The valedictorian at my sister’s high school graduation last year made it a point to dedicate her speech to giving us fellow citizens some sound advice for success. She clearly stated that we should not strive to be well-rounded renaissance men and women, but we should instead focus on one thing that makes us great. She said the world is full of people who are OK at a lot of things, but lacks those who are exceptional at specific things, because all of their time is dedicated to becoming well rounded. This girl got into Yale.
Looking back on this now, after having read jezebel‘s “White Girl College Problems,” an article that tackles the issue of the “unhooked white girl” getting into college – in reaction to the Daily Beast’s reportby Steve Cohen – I myself have come to the conclusion that this idea is not that far off. That focusing on one “it” factor can help you reach success; that is if your measure of success means getting into an Ivy League.
I myself, not having graduated from an Ivy League school, and also having known tons of “failures” and psychos who came from them, as well as ridiculously successful (I’m talking mega millions successful) people who started their careers in this country not knowing a lick of English, do not necessarily warrant success as getting into a good school. I think that analyzing one’s education will give you just a fraction of insight into a person’s potential.
What is that saying? “The SAT only tests how well you can take the SAT.” I remember hearing this during prep courses. And it’s true. The SAT, as well as getting into Ivy Leagues, or becoming a perfect “white girl”, is all about jumping through hoops. Our system is set up this way.
Finish elementary school with good grades, hoop. Get into honors courses in middle school, hoop.
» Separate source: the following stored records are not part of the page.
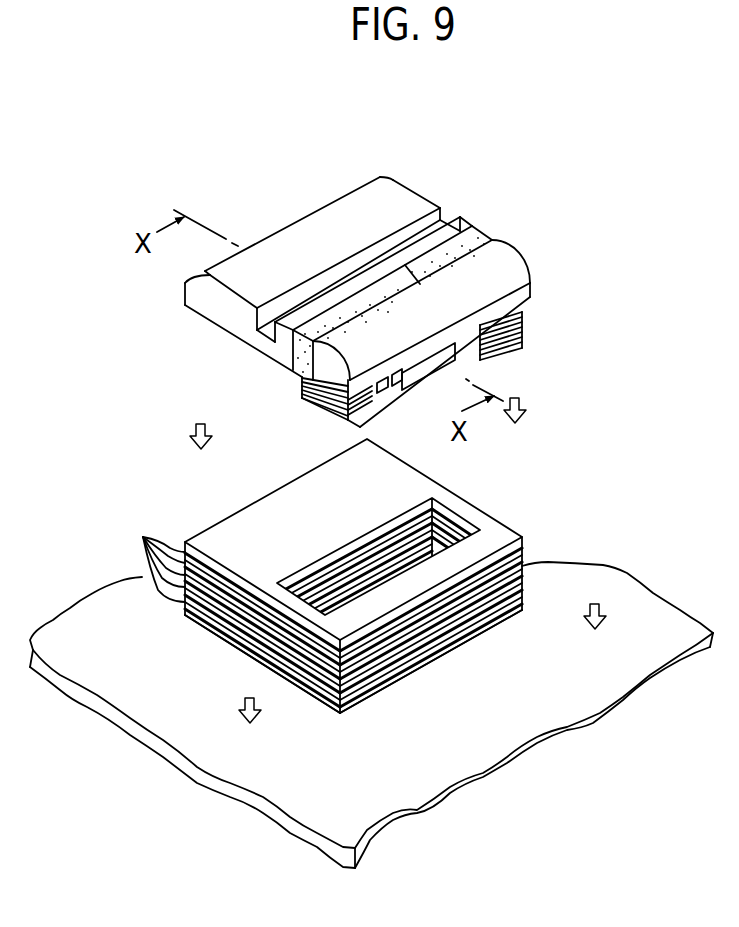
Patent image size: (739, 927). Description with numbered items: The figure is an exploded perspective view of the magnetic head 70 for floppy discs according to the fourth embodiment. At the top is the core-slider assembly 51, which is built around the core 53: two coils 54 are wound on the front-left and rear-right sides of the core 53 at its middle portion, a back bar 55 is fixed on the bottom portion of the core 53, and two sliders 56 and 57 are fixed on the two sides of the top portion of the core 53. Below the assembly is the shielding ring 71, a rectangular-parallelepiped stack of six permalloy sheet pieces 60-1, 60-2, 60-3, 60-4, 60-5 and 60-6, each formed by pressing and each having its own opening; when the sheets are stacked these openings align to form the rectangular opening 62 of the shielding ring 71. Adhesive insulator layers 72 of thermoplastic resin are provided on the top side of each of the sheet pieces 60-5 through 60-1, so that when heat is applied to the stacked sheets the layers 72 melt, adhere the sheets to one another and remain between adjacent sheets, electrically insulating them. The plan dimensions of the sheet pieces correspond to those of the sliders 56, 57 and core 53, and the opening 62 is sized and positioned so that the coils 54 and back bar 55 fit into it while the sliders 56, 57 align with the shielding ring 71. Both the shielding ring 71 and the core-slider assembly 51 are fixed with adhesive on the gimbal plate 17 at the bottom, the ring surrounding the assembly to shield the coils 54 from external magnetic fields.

The magnetic head 70 is at (583, 159).
The core-slider assembly 51 is at (514, 232).
The slider 57 is at (338, 199).
The core 53 is at (477, 243).
The slider 56 is at (512, 277).
The coil 54 is at (302, 385).
The back bar 55 is at (433, 395).
The shielding ring 71 is at (488, 500).
The opening 62 is at (413, 546).
The sheet piece 60-1 is at (516, 612).
The sheet piece 60-2 is at (519, 604).
The sheet piece 60-3 is at (527, 588).
The sheet piece 60-4 is at (522, 566).
The sheet piece 60-5 is at (522, 557).
The sheet piece 60-6 is at (522, 542).
The adhesive insulator layer 72 is at (142, 562).
The gimbal plate 17 is at (408, 802).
Graduate high school with a phenomenal GPA, as well with hours spent in the glee club, on the dance team, working on non-profits, and looking stunning all at the same time. Hoop, hoop, hoop, hoop.
Then, the greatest hoop of all, get into an Ivy League! Oh how proud mom and dad are. Oh how jealous they make all the other parents at family functions.
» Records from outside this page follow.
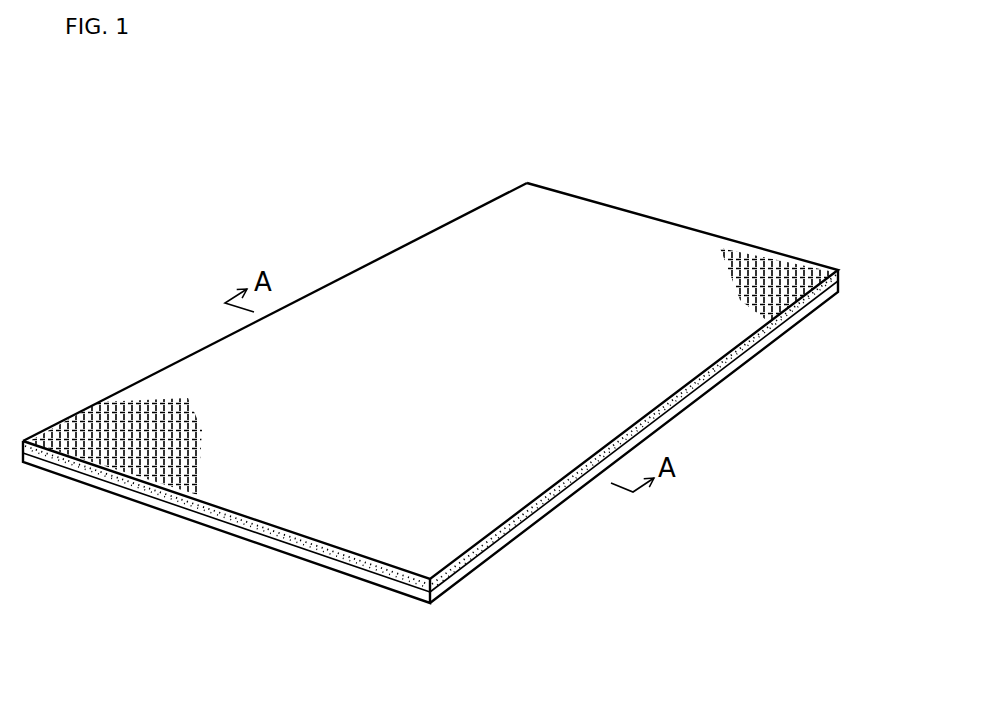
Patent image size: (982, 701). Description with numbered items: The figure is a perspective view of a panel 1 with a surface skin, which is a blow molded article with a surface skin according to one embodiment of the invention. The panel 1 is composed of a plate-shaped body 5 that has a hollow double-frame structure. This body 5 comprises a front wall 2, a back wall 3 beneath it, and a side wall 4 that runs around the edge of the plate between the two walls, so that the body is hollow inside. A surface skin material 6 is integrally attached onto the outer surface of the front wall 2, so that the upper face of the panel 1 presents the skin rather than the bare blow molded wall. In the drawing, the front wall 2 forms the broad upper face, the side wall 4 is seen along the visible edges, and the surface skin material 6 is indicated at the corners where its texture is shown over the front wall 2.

The panel with a surface skin 1 is at (434, 388).
The front wall 2 is at (612, 255).
The back wall 3 is at (255, 538).
The side wall 4 is at (703, 390).
The plate-shaped body 5 is at (429, 231).
The surface skin material 6 is at (783, 253).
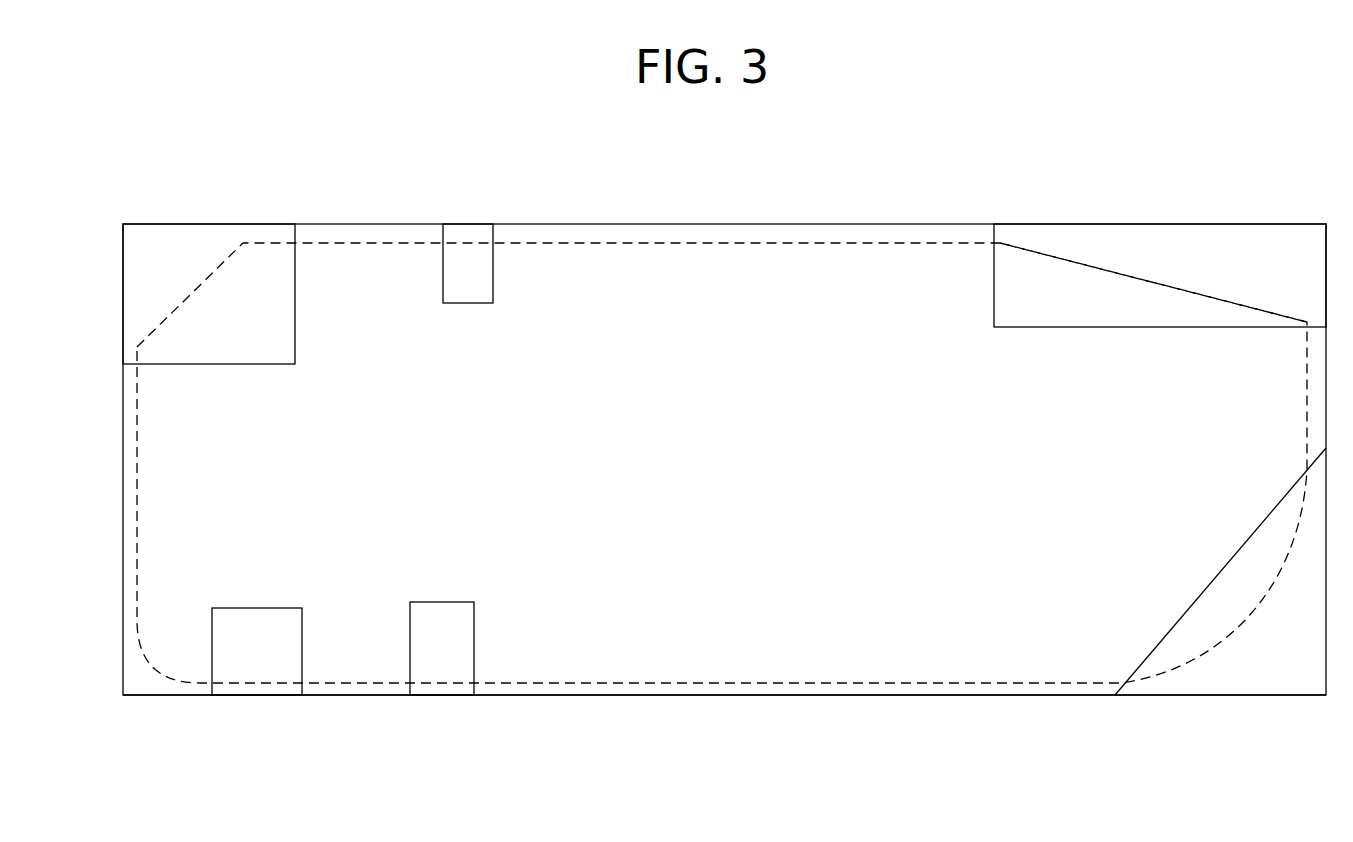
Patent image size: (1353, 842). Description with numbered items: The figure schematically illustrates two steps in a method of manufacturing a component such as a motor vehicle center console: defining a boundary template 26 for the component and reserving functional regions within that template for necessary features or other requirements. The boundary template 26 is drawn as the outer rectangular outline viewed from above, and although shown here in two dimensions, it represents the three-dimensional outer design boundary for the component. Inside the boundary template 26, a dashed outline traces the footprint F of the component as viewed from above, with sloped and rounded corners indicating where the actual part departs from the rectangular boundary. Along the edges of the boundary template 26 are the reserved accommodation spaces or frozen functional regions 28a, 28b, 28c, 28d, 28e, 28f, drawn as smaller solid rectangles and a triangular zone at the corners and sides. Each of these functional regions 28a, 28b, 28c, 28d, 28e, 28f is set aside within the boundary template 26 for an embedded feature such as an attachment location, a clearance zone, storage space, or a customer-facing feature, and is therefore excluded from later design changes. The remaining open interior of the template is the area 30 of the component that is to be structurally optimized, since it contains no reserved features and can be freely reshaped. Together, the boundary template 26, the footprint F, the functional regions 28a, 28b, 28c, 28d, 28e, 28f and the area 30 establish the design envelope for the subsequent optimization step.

The boundary template 26 is at (1113, 222).
The footprint F is at (808, 243).
The functional region 28a is at (195, 315).
The functional region 28b is at (468, 258).
The functional region 28c is at (1168, 302).
The functional region 28d is at (253, 653).
The functional region 28e is at (442, 648).
The functional region 28f is at (1235, 605).
The area to be structurally optimized 30 is at (800, 547).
Ok great, but then what? Graduation eventually comes and real life finally starts. I hate to say it but all that time you focused on hoop jumping leaves you coming up short.
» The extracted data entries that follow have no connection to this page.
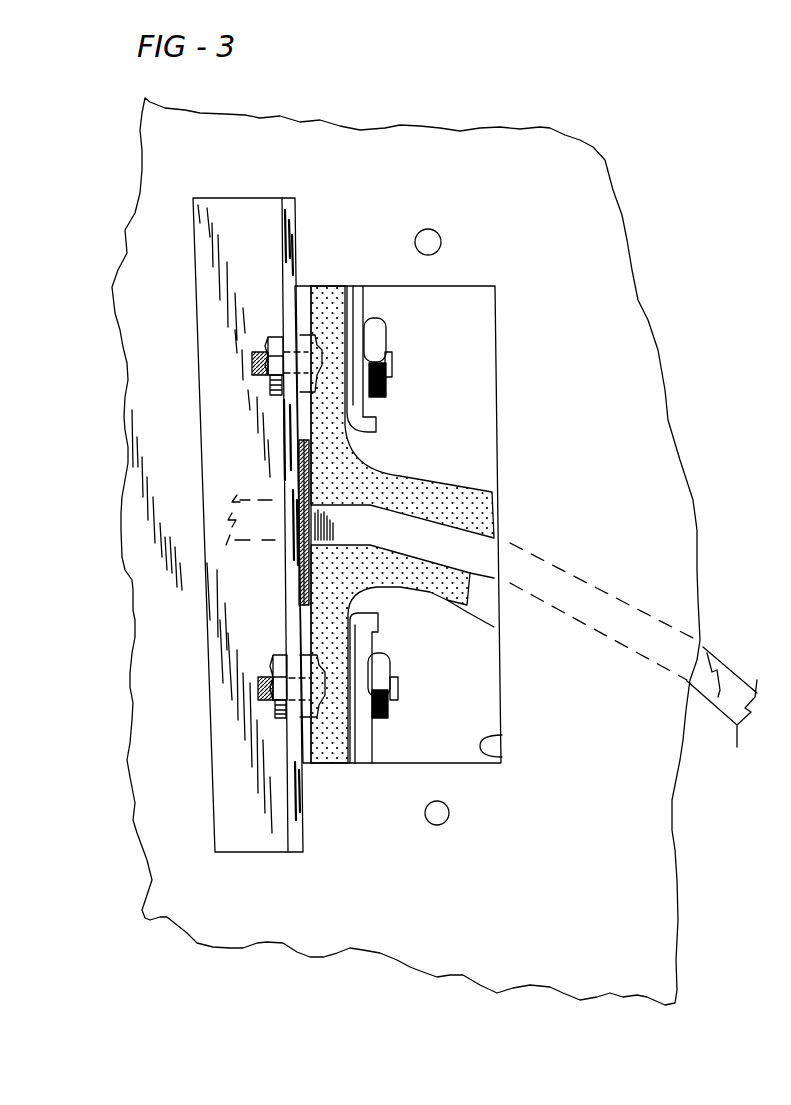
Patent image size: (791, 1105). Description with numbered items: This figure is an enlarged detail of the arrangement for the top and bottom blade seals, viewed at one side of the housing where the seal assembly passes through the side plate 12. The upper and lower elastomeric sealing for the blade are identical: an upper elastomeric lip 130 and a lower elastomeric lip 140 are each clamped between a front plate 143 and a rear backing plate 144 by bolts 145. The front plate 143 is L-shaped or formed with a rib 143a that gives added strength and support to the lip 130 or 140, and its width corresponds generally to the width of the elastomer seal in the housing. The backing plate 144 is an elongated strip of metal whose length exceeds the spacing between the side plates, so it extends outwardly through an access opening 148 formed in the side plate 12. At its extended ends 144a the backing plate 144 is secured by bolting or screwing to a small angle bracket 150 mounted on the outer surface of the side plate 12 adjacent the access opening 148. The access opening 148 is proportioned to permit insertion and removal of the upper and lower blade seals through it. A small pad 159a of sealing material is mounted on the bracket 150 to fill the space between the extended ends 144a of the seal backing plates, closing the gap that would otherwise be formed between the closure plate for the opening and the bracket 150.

The side plate 12 is at (315, 932).
The elastomeric lip 130 is at (410, 490).
The elastomeric lip 140 is at (490, 627).
The front plate 143 is at (350, 317).
The rib 143a is at (378, 418).
The backing plate 144 is at (355, 297).
The extended ends 144a is at (325, 766).
The bolts 145 is at (392, 358).
The access openings 148 is at (502, 758).
The angle bracket 150 is at (227, 832).
The pad of sealing material 159a is at (300, 592).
If you’re super hot white girl who can live off daddy until you bag a rich man and a reality show, then congrats you may have made it, but if you’re a white girl who actually wants to work then you may have a problem.
You start searching. What job is going to pay for your one specific college catered talent? Where do excellent test takers apply? You find yourself screaming, where is my next hoop damn it?!
All of a sudden being well rounded becomes a very important credential, and the carefully planned hoops dissolve, leaving poor white girls confused and without a known path to follow, a sudden obstacle faced for the first time. Ugh, major white girl problem.
The issue of perfect white girls priming themselves for the prestigious Ivy League roll is even prefaced by Pete Silberman, dean of the upper school at LA’s Harvard-Westlake, who offers this:
“We are seeing colleges really looking at whether kids are applying because it is a good fit or whether that college is the next-most-prestigious place they can get in. Colleges want kids who really want them; where it is a good fit.”
Now to beg the question, what exactly is it internally motivating all of these white girls to attain the badges, along with the bells and whistles, that will get them into these schools? Are they looking to leave a legacy? Are they in search of job security, something that today is even scarce for an Ivy League student? Will their parents be severely disappointed if they do not follow in their footsteps? Are these white girls searching for social pedigree, to be auctioned off correctly with other suitable mates? Do these girls actually, deep down inside, away from class status, judging eyes, and fear of monetary failure, want to go to these schools? Or do they see it as just another hoop that they need to clear?